In order that the public should realise how completely the charges against the Royal Irish had been refuted, it was suggested that some signal honour should be conferred upon the regiment. Her Majesty Queen Victoria, always remembering the XVIIIth when they guarded her at Windsor, had been much concerned at the libels on her Irish soldiers; she at once appreciated the importance of proving to the world that the rumours about the second battalion were absolutely without foundation, and by her command Lord Wolseley was appointed to be the first Colonel-in-Chief of the Royal Irish regiment. This mark of the Queen’s favour closed the Tirah incident, the most painful episode in the long history of the regiment.

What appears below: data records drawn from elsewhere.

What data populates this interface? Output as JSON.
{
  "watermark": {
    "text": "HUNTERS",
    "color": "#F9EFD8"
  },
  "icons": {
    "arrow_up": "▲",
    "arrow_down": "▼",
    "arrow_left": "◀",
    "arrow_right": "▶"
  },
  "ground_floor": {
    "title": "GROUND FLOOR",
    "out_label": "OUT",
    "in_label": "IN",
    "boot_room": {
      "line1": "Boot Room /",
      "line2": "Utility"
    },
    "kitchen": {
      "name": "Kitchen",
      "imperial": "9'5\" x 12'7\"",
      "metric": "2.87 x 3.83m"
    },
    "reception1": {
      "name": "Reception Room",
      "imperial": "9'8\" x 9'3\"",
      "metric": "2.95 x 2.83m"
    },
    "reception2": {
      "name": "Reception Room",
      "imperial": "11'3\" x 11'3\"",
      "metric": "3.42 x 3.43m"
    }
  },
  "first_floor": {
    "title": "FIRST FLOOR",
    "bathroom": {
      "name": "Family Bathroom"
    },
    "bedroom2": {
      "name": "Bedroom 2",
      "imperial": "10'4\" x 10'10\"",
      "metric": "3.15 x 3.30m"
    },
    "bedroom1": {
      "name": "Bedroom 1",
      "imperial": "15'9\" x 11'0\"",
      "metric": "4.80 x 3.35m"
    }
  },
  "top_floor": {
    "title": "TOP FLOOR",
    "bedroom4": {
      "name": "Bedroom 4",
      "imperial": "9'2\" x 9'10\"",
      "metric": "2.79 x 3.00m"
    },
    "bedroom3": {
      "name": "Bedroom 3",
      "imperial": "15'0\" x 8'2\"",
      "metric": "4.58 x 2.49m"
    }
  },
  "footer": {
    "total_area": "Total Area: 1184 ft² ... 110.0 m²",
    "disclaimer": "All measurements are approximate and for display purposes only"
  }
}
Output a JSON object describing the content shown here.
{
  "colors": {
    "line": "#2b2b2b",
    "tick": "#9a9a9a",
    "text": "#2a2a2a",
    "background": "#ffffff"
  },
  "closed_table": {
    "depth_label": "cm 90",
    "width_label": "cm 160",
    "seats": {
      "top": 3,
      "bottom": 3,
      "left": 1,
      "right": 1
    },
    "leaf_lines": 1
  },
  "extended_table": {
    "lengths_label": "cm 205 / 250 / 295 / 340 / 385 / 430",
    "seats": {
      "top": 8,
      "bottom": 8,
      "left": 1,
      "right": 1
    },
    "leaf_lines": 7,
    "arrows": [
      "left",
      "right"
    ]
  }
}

As the second battalion was not one of the corps fortunate enough to be sent from India to South Africa for the Boer war, the record of its service during the remainder of the period embraced by this history is almost barren of interest. In February, 1900, the Royal Irish distinguished themselves at Mhow in putting out a dangerous fire, and were specially thanked by Major-General Nicholson, C.B., who commanded the district—
“The General Officer Commanding wishes to convey to the troops in garrison, his thanks for the excellent work done by them during the last few days in endeavouring to extinguish the recent fire in the Commissariat stack-yard. The promptitude with which Officers and men of the Royal Irish regiment turned out on the first alarm undoubtedly saved the remainder of the stacks at the time, and the zeal evinced and arduous work done by all the troops in garrison on that and subsequent days has been fully appreciated by the General Officer Commanding, and he will have much pleasure in bringing the same to the notice of the Lieutenant-General Commanding, Bombay Command.”